Afirma que es una cuestión de aceptación y de no volverse loca haciéndose preguntas del tipo ¿por qué a mí? «No hay que cuestionarse nada, hay que aceptar lo que viene porque solo tenemos una vida y debemos disfrutarla. Recuerdo que cuando nació Coraline todo el mundo me preguntaba si necesitaba un psicólogo y yo no entendía nada. Sé que muchas madres y padres de niños con discapacidad toman muchas pastillas ansiolíticas y antidepresivas, estoy convencida de que el 90%; yo, por suerte nunca las he necesitado. Lo más cerca que he estado de hacerlo fue cuando Coraline estuvo ingresada 20 días en el Hospital del Niño Jesús después de que se le abriera una herida quirúrgica. Aquello fue duro y una enfermera me dijo que si lo necesitaba que se lo pidiera, pero al final no las tomé».
Nada en esta mujer es impostado. Si fuese un personaje de ficción sería Alegría, de la película Del revés, pero eso no hace que minimice en absoluto el ímprobo trabajo que supone cuidar de una niña que no se mueve, que no habla, que no ve muy bien y que precisa de las manos, los pies y los ojos de su madre (y de su padre, Fran) para sobrevivir. «Insisto, no hay ningún secreto salvo aceptar lo que tienes. Sí que soy una mujer de fe pero en absoluto tiene que ver con el hecho de mi actitud ante la vida aunque algún cura me lo haya intentado hacer creer. Mi madre, que es para mí de muchísima ayuda, me dice que Dios nos envió a Coraline porque sabía cómo éramos de optimistas y que en esta familia la íbamos a cuidar muy bien».
La niña está en todos los planes familiares. De vacaciones, en la piscina, en las fiestas del pueblo de Palencia del que descienden, Lantadilla, muy cerca de Melgar de Fernamental. «No tengo ningún problema por irme toda la tarde con ella a la piscina, la meto, la saco sin ayuda de nadie porque me apaño mejor sola y únicamente al final del día me doy cuenta de lo cansada que estoy», explica entre risas. ¿Y qué pasa con ella misma, con sus autocuidados y con el resto de la familia? Todo controlado: Mirella asegura que disfruta de sus aficiones (sobre todo leer) cuando la cría está en el colegio o en alguna actividad. También echa mano del servicio de respiro familiar que tiene la asociación Apace de apoyo a las personas afectadas por parálisis cerebral y disfruta de fines de semana con su marido y con su otro hijo, Crístofer.

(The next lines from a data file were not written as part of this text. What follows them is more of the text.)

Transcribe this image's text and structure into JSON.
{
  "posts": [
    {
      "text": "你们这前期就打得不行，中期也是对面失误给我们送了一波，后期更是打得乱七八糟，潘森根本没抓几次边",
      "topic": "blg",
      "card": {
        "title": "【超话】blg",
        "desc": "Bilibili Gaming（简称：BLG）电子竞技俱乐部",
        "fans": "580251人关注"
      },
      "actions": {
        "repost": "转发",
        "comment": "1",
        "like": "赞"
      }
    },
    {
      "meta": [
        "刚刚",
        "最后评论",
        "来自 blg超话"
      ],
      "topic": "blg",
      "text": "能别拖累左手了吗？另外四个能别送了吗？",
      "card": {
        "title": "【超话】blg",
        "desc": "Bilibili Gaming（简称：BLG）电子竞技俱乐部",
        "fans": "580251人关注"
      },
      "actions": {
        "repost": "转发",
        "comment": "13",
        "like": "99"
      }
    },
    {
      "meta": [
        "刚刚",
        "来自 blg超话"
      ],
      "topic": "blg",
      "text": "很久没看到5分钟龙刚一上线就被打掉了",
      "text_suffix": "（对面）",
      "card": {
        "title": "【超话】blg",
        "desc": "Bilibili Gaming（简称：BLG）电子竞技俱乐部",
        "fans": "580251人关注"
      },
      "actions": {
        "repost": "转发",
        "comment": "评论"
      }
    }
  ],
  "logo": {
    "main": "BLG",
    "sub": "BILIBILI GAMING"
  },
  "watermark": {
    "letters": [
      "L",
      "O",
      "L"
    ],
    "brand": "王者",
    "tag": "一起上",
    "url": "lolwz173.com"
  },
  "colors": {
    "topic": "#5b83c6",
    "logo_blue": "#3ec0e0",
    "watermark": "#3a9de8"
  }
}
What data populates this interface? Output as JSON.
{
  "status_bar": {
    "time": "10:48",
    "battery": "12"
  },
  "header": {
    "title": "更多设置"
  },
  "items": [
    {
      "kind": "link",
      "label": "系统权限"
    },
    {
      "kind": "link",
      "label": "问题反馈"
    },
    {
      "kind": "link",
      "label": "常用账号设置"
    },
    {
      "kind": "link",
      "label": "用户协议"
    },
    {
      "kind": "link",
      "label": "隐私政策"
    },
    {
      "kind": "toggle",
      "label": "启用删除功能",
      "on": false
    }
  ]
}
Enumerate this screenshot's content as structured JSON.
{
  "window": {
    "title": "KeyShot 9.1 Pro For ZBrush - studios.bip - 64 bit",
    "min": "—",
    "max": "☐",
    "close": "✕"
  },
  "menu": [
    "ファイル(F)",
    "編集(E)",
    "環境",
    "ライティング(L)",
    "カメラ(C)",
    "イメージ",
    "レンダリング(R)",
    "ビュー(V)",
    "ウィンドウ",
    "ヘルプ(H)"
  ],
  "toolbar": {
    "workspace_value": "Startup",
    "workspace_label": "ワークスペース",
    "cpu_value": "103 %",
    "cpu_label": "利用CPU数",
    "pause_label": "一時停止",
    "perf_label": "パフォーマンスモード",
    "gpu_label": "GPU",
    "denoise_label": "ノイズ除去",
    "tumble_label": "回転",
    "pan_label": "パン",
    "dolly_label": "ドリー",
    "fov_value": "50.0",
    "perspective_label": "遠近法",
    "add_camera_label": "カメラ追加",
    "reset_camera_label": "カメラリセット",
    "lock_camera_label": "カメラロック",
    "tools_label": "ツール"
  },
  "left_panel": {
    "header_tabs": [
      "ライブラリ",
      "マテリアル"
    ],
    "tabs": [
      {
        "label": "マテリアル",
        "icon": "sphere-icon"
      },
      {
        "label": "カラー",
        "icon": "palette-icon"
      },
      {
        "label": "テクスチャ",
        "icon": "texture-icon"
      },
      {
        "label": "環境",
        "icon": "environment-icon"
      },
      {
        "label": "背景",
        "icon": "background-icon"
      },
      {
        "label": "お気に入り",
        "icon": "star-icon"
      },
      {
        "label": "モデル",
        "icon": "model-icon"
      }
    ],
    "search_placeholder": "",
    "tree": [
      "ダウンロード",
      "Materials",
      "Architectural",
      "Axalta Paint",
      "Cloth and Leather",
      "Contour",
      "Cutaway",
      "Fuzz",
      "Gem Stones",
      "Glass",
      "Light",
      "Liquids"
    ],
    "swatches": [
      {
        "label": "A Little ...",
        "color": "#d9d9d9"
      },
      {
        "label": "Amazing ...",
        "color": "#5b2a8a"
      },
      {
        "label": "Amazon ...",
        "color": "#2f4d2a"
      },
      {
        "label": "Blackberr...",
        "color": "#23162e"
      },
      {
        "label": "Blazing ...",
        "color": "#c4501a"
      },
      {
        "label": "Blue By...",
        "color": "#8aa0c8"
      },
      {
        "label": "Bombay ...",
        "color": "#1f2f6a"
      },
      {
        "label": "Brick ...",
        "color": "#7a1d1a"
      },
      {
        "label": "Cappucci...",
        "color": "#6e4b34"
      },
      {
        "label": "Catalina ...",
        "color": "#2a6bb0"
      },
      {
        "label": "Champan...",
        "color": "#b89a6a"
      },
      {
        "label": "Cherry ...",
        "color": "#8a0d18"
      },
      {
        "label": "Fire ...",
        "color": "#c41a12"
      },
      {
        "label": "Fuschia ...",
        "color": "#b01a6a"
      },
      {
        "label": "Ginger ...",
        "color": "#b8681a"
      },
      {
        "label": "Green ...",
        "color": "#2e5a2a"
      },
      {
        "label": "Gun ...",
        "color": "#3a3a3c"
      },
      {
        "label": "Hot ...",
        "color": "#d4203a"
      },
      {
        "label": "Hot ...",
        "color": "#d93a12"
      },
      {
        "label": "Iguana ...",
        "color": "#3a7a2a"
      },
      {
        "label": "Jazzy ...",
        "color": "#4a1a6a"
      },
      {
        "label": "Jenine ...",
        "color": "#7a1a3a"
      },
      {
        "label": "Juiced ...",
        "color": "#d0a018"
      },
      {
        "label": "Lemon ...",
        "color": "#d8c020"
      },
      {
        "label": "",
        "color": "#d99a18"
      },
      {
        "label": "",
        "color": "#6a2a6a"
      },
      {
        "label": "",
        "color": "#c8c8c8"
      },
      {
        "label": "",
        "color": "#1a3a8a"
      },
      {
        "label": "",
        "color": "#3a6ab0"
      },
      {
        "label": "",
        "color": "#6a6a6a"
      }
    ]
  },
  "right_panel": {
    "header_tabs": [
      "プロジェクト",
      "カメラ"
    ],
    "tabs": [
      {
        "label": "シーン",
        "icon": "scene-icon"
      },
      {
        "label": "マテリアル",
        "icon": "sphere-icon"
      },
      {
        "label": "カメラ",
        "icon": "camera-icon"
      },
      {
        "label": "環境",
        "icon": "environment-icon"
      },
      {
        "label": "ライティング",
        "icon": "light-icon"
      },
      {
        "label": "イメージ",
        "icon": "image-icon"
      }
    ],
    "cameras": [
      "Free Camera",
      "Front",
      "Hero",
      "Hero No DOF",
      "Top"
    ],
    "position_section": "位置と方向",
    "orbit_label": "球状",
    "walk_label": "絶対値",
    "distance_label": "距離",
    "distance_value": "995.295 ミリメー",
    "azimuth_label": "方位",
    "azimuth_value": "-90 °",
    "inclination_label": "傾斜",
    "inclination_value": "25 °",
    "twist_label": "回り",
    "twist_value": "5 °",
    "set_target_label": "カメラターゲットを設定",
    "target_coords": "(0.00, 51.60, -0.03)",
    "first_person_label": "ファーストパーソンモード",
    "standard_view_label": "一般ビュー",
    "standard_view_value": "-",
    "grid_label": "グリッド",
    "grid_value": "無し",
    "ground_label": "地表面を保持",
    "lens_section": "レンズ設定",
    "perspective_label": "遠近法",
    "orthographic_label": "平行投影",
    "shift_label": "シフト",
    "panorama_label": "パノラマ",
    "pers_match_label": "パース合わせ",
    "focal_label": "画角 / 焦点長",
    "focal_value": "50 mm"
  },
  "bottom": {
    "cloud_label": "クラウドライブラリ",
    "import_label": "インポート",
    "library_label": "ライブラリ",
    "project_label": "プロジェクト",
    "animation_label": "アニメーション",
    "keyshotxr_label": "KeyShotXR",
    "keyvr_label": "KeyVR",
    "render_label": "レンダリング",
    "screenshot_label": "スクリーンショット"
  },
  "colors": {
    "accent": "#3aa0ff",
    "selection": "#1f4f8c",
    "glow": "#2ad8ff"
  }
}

«Soy consciente de que los hermanos de niños con gran discapacidad pueden quedarse un poco al margen y por eso también le doy a él tiempo de calidad con nosotros solos ya que en cualquier actividad en la que esté Coraline, inevitablemente, la atención principal recae sobre ella. Así que hacemos planes con Crístofer cuando ella está en el respiro», añade esta madre, para quien el día comienza despertando a la niña, aseándola, vistiéndola y preparándola para el colegio Fray Ponce de León donde pasa la jornada escolar. Después, se ocupa del resto del trabajo de la casa (tiene una reducción de jornada especial por las circunstancias de Coraline que le hace ir a su empleo dos días al año) y aún le sobra tiempo para tomarse un café con una amiga o hacerse las uñas tras la insistencia de su madre.
«No puedo quejarme de nada, soy feliz. Mi hija está aquí y está bien, siente y vive las cosas a su manera y yo lo he aceptado y lo llevo sin ningún problema. Siempre he sido muy optimista y eso no hay nada ni nadie que me lo pueda cambiar», concluye.